WATCH: Labour's John McDonnell urges Tory MPs to vote down Budget over Universal Credit
Shadow Chancellor John McDonnell has challenged Conservative MPs to vote down Monday's Budget if Philip Hammond does not use it to halt the rollout of Universal Credit.
The Labour frontbencher accused Mr Hammond of showing "callous complacency" over the welfare shake-up, and warned that the way the scheme had been introduced had forced clamaints to rely on food banks.
Former Brexit Secretary David Davis today became the latest senior Tory to call on the Chancellor to reverse a 2015 decision to take billions out of the scheme - which aims to roll six existing benefits into one - amid warnings it is leaving claimants in severe hardship.
But Mr McDonnell blasted the welfare changes, and called on Conservative MPs with concerns about the scheme to go further and vote down the Autumn Budget on Monday in protest.
The Shadow Chancellor told Sky’s Ridge on Sunday: “I’m saying to other political parties that if he doesn’t halt the rollout of Universal Credit we’ve got to vote this Budget down.
“We’ve got to stop him forcing people into poverty in this way.”
Speaking on the same programme, the Chancellor admitted that there had been "problems" with the implementation of Universal Credit - and he hinted that more funding could be forthcoming in Monday's Budget.
He said: “There have been issues around transition from legacy benefits into Universal Credit.
“Many of the kind of problems you’re talking about occur when people move from one system to the other and there is a mismatch in the way the systems work.
“I have already put over £2bn into - over the last two Budgets - into smoothing that transition.
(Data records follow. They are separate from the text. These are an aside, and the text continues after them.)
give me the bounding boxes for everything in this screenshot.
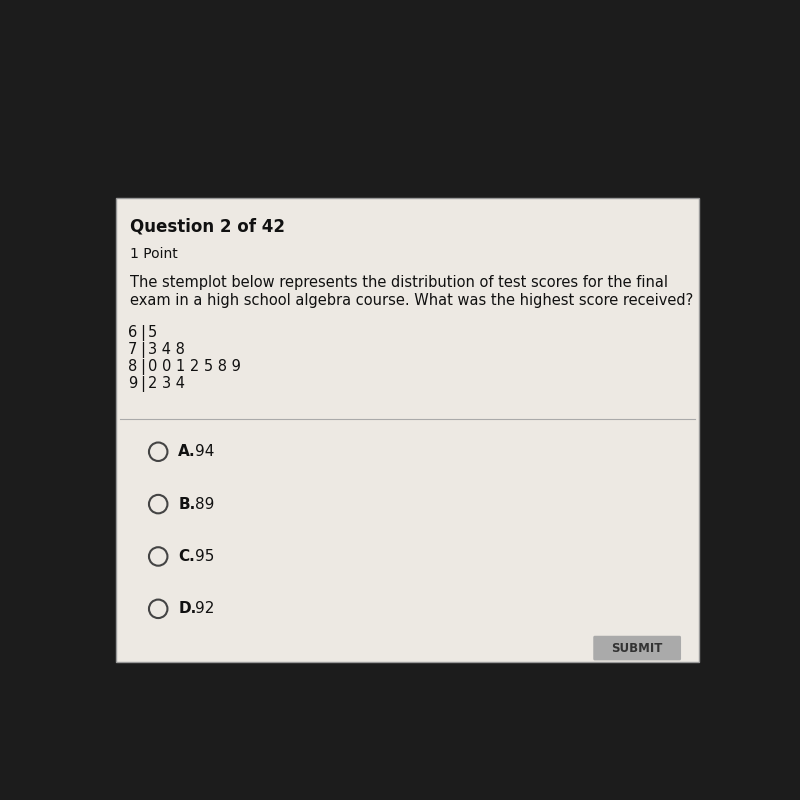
Text: 92: 92 [195,602,214,616]
Text: 6: 6 [128,325,138,340]
Text: 5: 5 [148,325,158,340]
Text: |: | [140,325,145,341]
Text: 7: 7 [128,342,138,357]
Text: 95: 95 [195,549,214,564]
Text: D.: D. [178,602,197,616]
Text: |: | [140,375,145,391]
FancyBboxPatch shape [594,636,681,661]
Text: B.: B. [178,497,195,512]
Text: 1 Point: 1 Point [130,247,178,261]
Text: 8: 8 [128,358,138,374]
Text: exam in a high school algebra course. What was the highest score received?: exam in a high school algebra course. Wh… [130,293,693,308]
Text: 2 3 4: 2 3 4 [148,375,185,390]
Text: Question 2 of 42: Question 2 of 42 [130,218,285,236]
Text: |: | [140,358,145,374]
Text: 0 0 1 2 5 8 9: 0 0 1 2 5 8 9 [148,358,241,374]
Text: The stemplot below represents the distribution of test scores for the final: The stemplot below represents the distri… [130,274,668,290]
Text: SUBMIT: SUBMIT [611,642,663,654]
FancyBboxPatch shape [116,198,698,662]
Text: 94: 94 [195,444,214,459]
Text: |: | [140,342,145,358]
Text: C.: C. [178,549,195,564]
Text: 3 4 8: 3 4 8 [148,342,185,357]
Text: 89: 89 [195,497,214,512]
Text: A.: A. [178,444,196,459]
Text: 9: 9 [128,375,138,390]
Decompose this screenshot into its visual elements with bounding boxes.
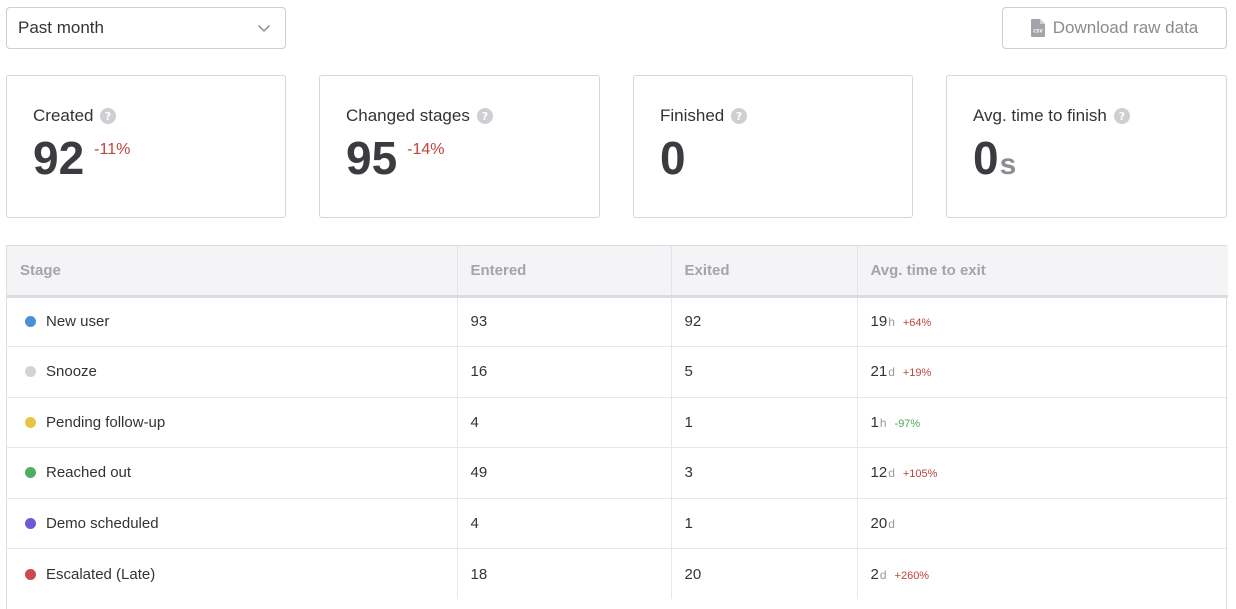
avg-time-delta: +105%	[902, 468, 938, 481]
help-icon[interactable]: ?	[731, 108, 748, 124]
avg-time-cell: 19h +64%	[856, 296, 1228, 347]
svg-text:?: ?	[736, 110, 742, 123]
metric-title: Finished	[660, 106, 725, 125]
entered-cell: 4	[456, 396, 671, 448]
table-row[interactable]: Demo scheduled 4 1 20d	[7, 497, 1228, 549]
entered-cell: 93	[456, 296, 671, 347]
metric-delta: -11%	[94, 141, 131, 158]
svg-text:?: ?	[482, 110, 488, 123]
entered-cell: 18	[456, 548, 671, 599]
stage-cell: New user	[7, 296, 457, 347]
stage-cell: Escalated (Late)	[7, 548, 457, 599]
stages-table: Stage Entered Exited Avg. time to exit N…	[6, 245, 1228, 609]
exited-cell: 20	[670, 548, 857, 599]
metric-value: 92	[33, 132, 85, 184]
download-raw-data-label: Download raw data	[1052, 18, 1199, 37]
metric-title: Avg. time to finish	[973, 106, 1107, 125]
avg-time-cell: 2d +260%	[856, 548, 1228, 599]
metric-title: Changed stages	[346, 106, 470, 125]
avg-time-unit: d	[879, 567, 887, 582]
table-row[interactable]: Reached out 49 3 12d +105%	[7, 447, 1228, 498]
metric-card-created: Created ? 92 -11%	[6, 75, 286, 218]
help-icon[interactable]: ?	[476, 108, 493, 124]
stage-name: Pending follow-up	[46, 413, 166, 431]
stage-name: New user	[46, 313, 110, 331]
avg-time-unit: h	[879, 415, 887, 430]
stage-color-dot	[25, 467, 36, 479]
avg-time-delta: -97%	[894, 417, 921, 430]
metric-value: 0	[973, 132, 999, 184]
avg-time-cell: 12d +105%	[856, 447, 1228, 498]
avg-time-cell: 21d +19%	[856, 346, 1228, 397]
avg-time-value: 21	[870, 363, 888, 381]
table-row[interactable]: New user 93 92 19h +64%	[7, 296, 1228, 347]
stage-cell: Snooze	[7, 346, 457, 397]
metric-card-avg-time-to-finish: Avg. time to finish ? 0 s	[946, 75, 1227, 218]
entered-cell: 16	[456, 346, 671, 397]
metric-card-finished: Finished ? 0	[633, 75, 913, 218]
stage-name: Escalated (Late)	[46, 565, 156, 583]
metric-value: 95	[346, 132, 398, 184]
avg-time-cell: 1h -97%	[856, 396, 1228, 448]
svg-text:CSV: CSV	[1033, 29, 1043, 34]
help-icon[interactable]: ?	[1113, 108, 1130, 124]
exited-cell: 3	[670, 447, 857, 498]
exited-cell: 92	[670, 296, 857, 347]
stage-name: Snooze	[46, 363, 97, 381]
entered-cell: 4	[456, 497, 671, 549]
help-icon[interactable]: ?	[100, 108, 117, 124]
stage-color-dot	[25, 366, 36, 378]
table-row[interactable]: Pending follow-up 4 1 1h -97%	[7, 396, 1228, 448]
metric-card-changed-stages: Changed stages ? 95 -14%	[319, 75, 600, 218]
stage-cell: Reached out	[7, 447, 457, 498]
metric-unit: s	[999, 148, 1017, 181]
avg-time-delta: +64%	[902, 317, 932, 330]
table-header-row: Stage Entered Exited Avg. time to exit	[7, 246, 1228, 298]
avg-time-delta: +260%	[894, 569, 930, 582]
chevron-down-icon	[258, 25, 270, 32]
exited-cell: 1	[670, 396, 857, 448]
avg-time-cell: 20d	[856, 497, 1228, 549]
table-row[interactable]: Escalated (Late) 18 20 2d +260%	[7, 548, 1228, 599]
avg-time-unit: d	[888, 516, 895, 531]
csv-file-icon: CSV	[1030, 19, 1045, 37]
stage-color-dot	[25, 316, 36, 328]
period-select-value: Past month	[18, 18, 104, 37]
stage-name: Demo scheduled	[46, 514, 159, 532]
column-header-exited[interactable]: Exited	[670, 246, 857, 298]
metric-value: 0	[660, 132, 686, 184]
avg-time-value: 12	[870, 464, 888, 482]
column-header-stage[interactable]: Stage	[7, 246, 457, 298]
metric-delta: -14%	[407, 141, 445, 158]
stage-cell: Pending follow-up	[7, 396, 457, 448]
stage-color-dot	[25, 416, 36, 428]
stage-color-dot	[25, 568, 36, 580]
avg-time-delta: +19%	[902, 367, 932, 380]
stage-color-dot	[25, 517, 36, 529]
download-raw-data-button[interactable]: CSV Download raw data	[1002, 7, 1227, 49]
period-select[interactable]: Past month	[6, 7, 286, 49]
exited-cell: 1	[670, 497, 857, 549]
exited-cell: 5	[670, 346, 857, 397]
stage-name: Reached out	[46, 464, 132, 482]
avg-time-value: 20	[870, 514, 888, 532]
avg-time-unit: d	[888, 365, 895, 380]
avg-time-value: 19	[870, 313, 888, 331]
stage-cell: Demo scheduled	[7, 497, 457, 549]
svg-text:?: ?	[1119, 110, 1125, 123]
column-header-entered[interactable]: Entered	[456, 246, 671, 298]
metric-title: Created	[33, 106, 94, 125]
table-row[interactable]: Snooze 16 5 21d +19%	[7, 346, 1228, 397]
svg-text:?: ?	[105, 110, 111, 123]
avg-time-unit: d	[888, 466, 895, 481]
column-header-avg-time-to-exit[interactable]: Avg. time to exit	[856, 246, 1228, 298]
avg-time-unit: h	[888, 315, 895, 330]
avg-time-value: 2	[870, 565, 879, 583]
avg-time-value: 1	[870, 413, 879, 431]
entered-cell: 49	[456, 447, 671, 498]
“We continue to look at how this process is working and if we find cliff edges and difficulties, frictions on the move from the old benefits system to Universal Credit of course we’ll always try to smooth those out and be pragmatic about this.”
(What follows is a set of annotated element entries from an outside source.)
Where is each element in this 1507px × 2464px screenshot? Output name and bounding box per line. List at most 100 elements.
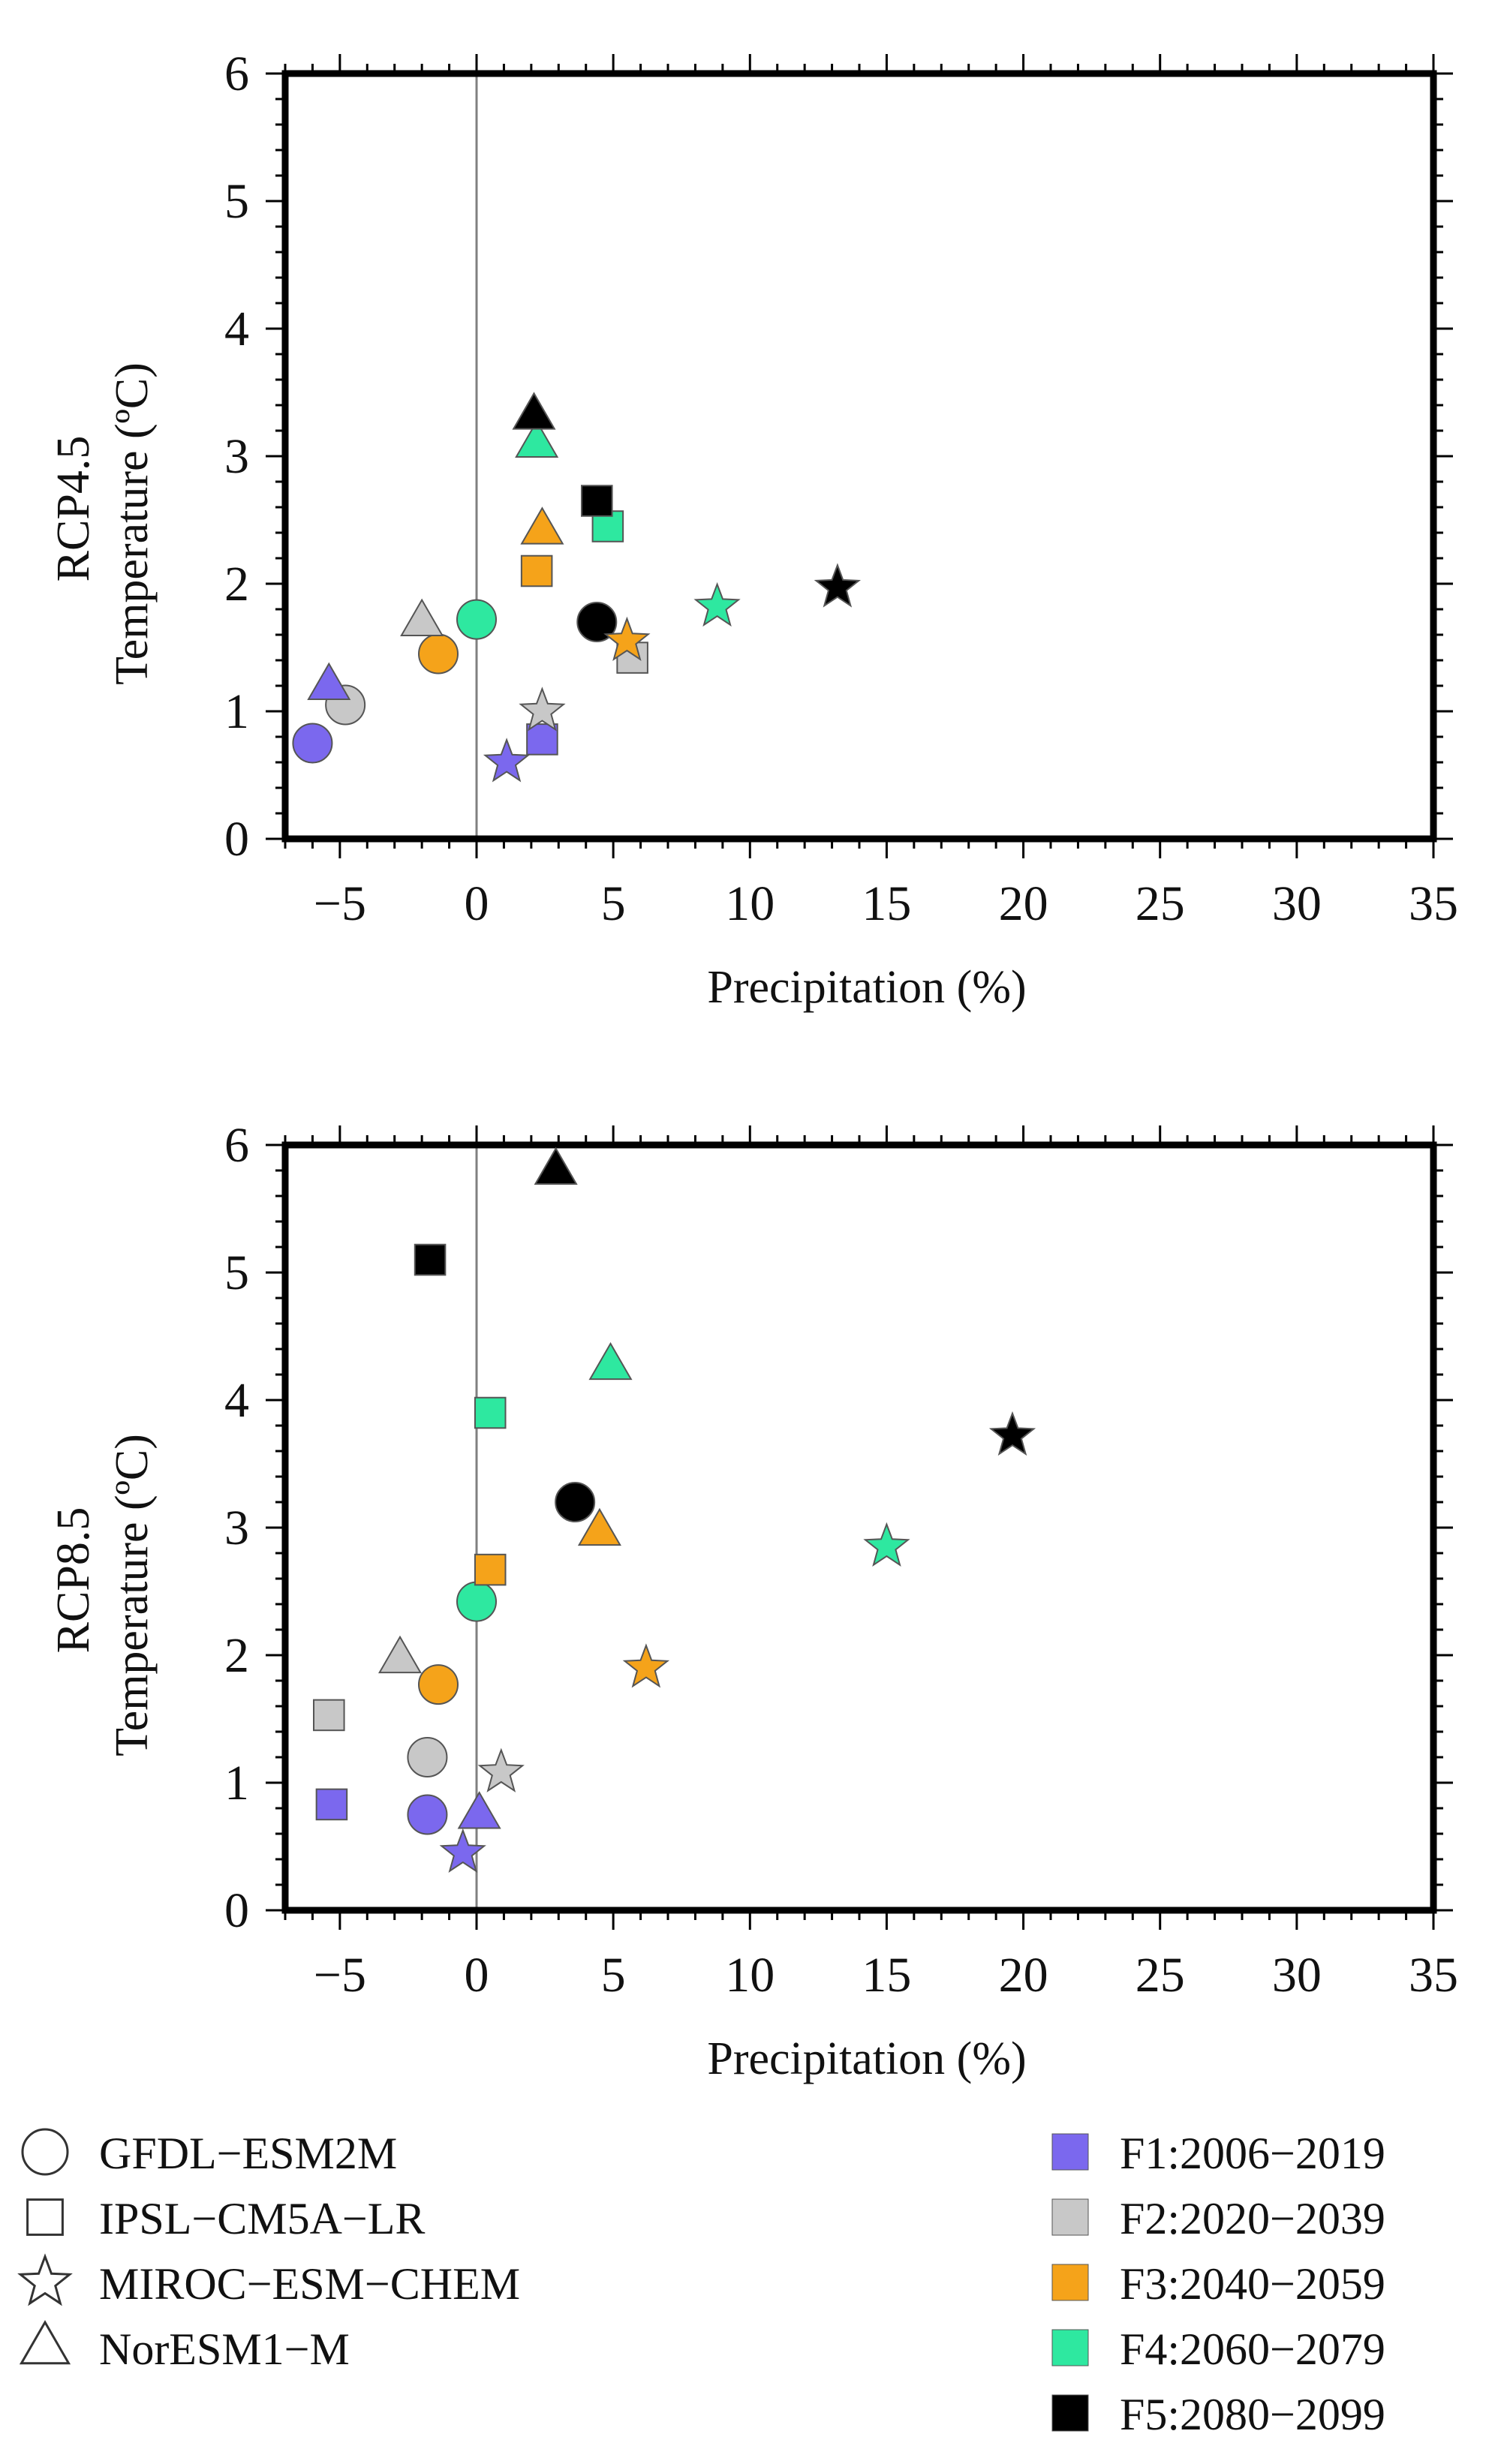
point-noresm-f4 — [588, 1342, 633, 1381]
x-tick-label: 0 — [465, 1948, 489, 2003]
y-tick-label: 6 — [224, 47, 249, 101]
plot-frame — [281, 70, 1437, 843]
x-axis-title: Precipitation (%) — [707, 962, 1026, 1013]
row-label: RCP8.5 — [48, 1507, 99, 1654]
legend-swatch-f1 — [1051, 2133, 1089, 2171]
y-tick-label: 1 — [224, 1756, 249, 1810]
x-tick-label: 25 — [1136, 1948, 1185, 2003]
x-tick-label: 5 — [601, 1948, 626, 2003]
y-axis-title: Temperature (ºC) — [107, 362, 158, 685]
y-tick-label: 5 — [224, 174, 249, 229]
scatter-points — [292, 392, 862, 783]
point-miroc-f2 — [519, 687, 566, 732]
point-noresm-f5 — [534, 1146, 578, 1185]
y-tick-label: 2 — [224, 1628, 249, 1683]
y-tick-label: 0 — [224, 1883, 249, 1938]
x-tick-label: 20 — [999, 1948, 1048, 2003]
scatter-points — [313, 1146, 1036, 1874]
point-miroc-f5 — [814, 563, 862, 608]
x-tick-label: 15 — [862, 876, 911, 931]
y-tick-label: 1 — [224, 684, 249, 739]
y-tick-label: 2 — [224, 557, 249, 611]
point-noresm-f3 — [520, 506, 564, 545]
x-tick-label: −5 — [314, 876, 366, 931]
point-miroc-f1 — [483, 738, 531, 783]
legend-label-ipsl: IPSL−CM5A−LR — [99, 2194, 425, 2243]
legend: GFDL−ESM2M IPSL−CM5A−LR MIROC−ESM−CHEM NorE… — [17, 2128, 1385, 2439]
point-miroc-f2 — [477, 1747, 525, 1792]
legend-marker-noresm — [19, 2320, 71, 2365]
point-gfdl-f1 — [407, 1794, 448, 1835]
point-miroc-f5 — [988, 1411, 1036, 1456]
point-gfdl-f5 — [576, 602, 618, 642]
legend-label-noresm: NorESM1−M — [99, 2324, 350, 2374]
x-tick-label: 15 — [862, 1948, 911, 2003]
point-gfdl-f2 — [407, 1737, 448, 1777]
legend-swatch-f5 — [1051, 2394, 1089, 2432]
point-ipsl-f5 — [414, 1243, 447, 1276]
point-gfdl-f3 — [418, 1664, 459, 1705]
point-gfdl-f3 — [418, 633, 459, 675]
point-ipsl-f1 — [315, 1788, 348, 1821]
y-tick-label: 3 — [224, 429, 249, 484]
legend-label-f4: F4:2060−2079 — [1120, 2324, 1385, 2374]
x-axis-title: Precipitation (%) — [707, 2033, 1026, 2084]
panel-rcp45: −5 0 5 10 15 20 25 30 35 0 1 2 3 4 5 6 Precipitation (%)… — [48, 47, 1458, 1013]
y-tick-label: 4 — [224, 1373, 249, 1428]
y-tick-label: 3 — [224, 1501, 249, 1555]
point-gfdl-f5 — [555, 1482, 596, 1522]
x-tick-label: 10 — [725, 1948, 775, 2003]
point-ipsl-f1 — [526, 723, 558, 756]
x-tick-label: 25 — [1136, 876, 1185, 931]
legend-marker-miroc — [17, 2253, 73, 2306]
point-noresm-f5 — [512, 392, 556, 430]
y-axis-title: Temperature (ºC) — [107, 1434, 158, 1756]
x-tick-label: 35 — [1409, 1948, 1458, 2003]
y-tick-label: 5 — [224, 1246, 249, 1300]
row-label: RCP4.5 — [48, 436, 99, 582]
point-miroc-f3 — [622, 1643, 670, 1688]
point-ipsl-f3 — [520, 554, 553, 587]
x-tick-label: 5 — [601, 876, 626, 931]
y-tick-label: 0 — [224, 812, 249, 867]
point-ipsl-f2 — [313, 1699, 345, 1732]
point-noresm-f3 — [577, 1507, 621, 1546]
point-miroc-f3 — [603, 616, 651, 662]
point-ipsl-f4 — [474, 1396, 507, 1429]
y-tick-label: 4 — [224, 302, 249, 356]
point-ipsl-f3 — [474, 1553, 507, 1586]
x-tick-label: 0 — [465, 876, 489, 931]
legend-marker-ipsl — [26, 2198, 64, 2236]
x-tick-label: 30 — [1272, 876, 1322, 931]
x-tick-label: 20 — [999, 876, 1048, 931]
point-gfdl-f1 — [292, 723, 333, 764]
legend-label-f5: F5:2080−2099 — [1120, 2390, 1385, 2439]
point-noresm-f1 — [307, 662, 351, 700]
plot-frame — [281, 1141, 1437, 1914]
point-noresm-f4 — [515, 419, 559, 458]
point-miroc-f1 — [439, 1828, 486, 1874]
legend-swatch-f4 — [1051, 2329, 1089, 2366]
x-tick-label: 35 — [1409, 876, 1458, 931]
point-ipsl-f5 — [581, 485, 613, 517]
point-gfdl-f4 — [456, 1581, 497, 1622]
x-tick-label: 30 — [1272, 1948, 1322, 2003]
legend-swatch-f3 — [1051, 2264, 1089, 2301]
legend-label-miroc: MIROC−ESM−CHEM — [99, 2259, 520, 2309]
y-tick-label: 6 — [224, 1118, 249, 1173]
legend-label-f1: F1:2006−2019 — [1120, 2129, 1385, 2178]
x-tick-label: −5 — [314, 1948, 366, 2003]
x-tick-label: 10 — [725, 876, 775, 931]
legend-swatch-f2 — [1051, 2198, 1089, 2236]
point-miroc-f4 — [693, 581, 741, 627]
legend-label-f3: F3:2040−2059 — [1120, 2259, 1385, 2309]
legend-marker-gfdl — [21, 2128, 69, 2176]
panel-rcp85: −5 0 5 10 15 20 25 30 35 0 1 2 3 4 5 6 Precipitation (%)… — [48, 1118, 1458, 2084]
point-noresm-f1 — [457, 1791, 501, 1829]
legend-label-gfdl: GFDL−ESM2M — [99, 2129, 397, 2178]
point-gfdl-f4 — [456, 599, 497, 640]
legend-label-f2: F2:2020−2039 — [1120, 2194, 1385, 2243]
point-noresm-f2 — [378, 1635, 423, 1674]
point-miroc-f4 — [863, 1522, 910, 1567]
The hint comes after 20 Tory MPs urged the Chancellor to funnel money back into the system and reduce the five-week wait period for those shifting to the benefit.
The statement, seen by the Sunday Telegraph, said: "Unless we make this transformative investment, 3.2 million working families are expected to be worse off."
They added: "We must review the 5-week initial wait for the most vulnerable. Expecting families with nothing, to wait for 5 weeks, does not fit with compassionate Conservative values."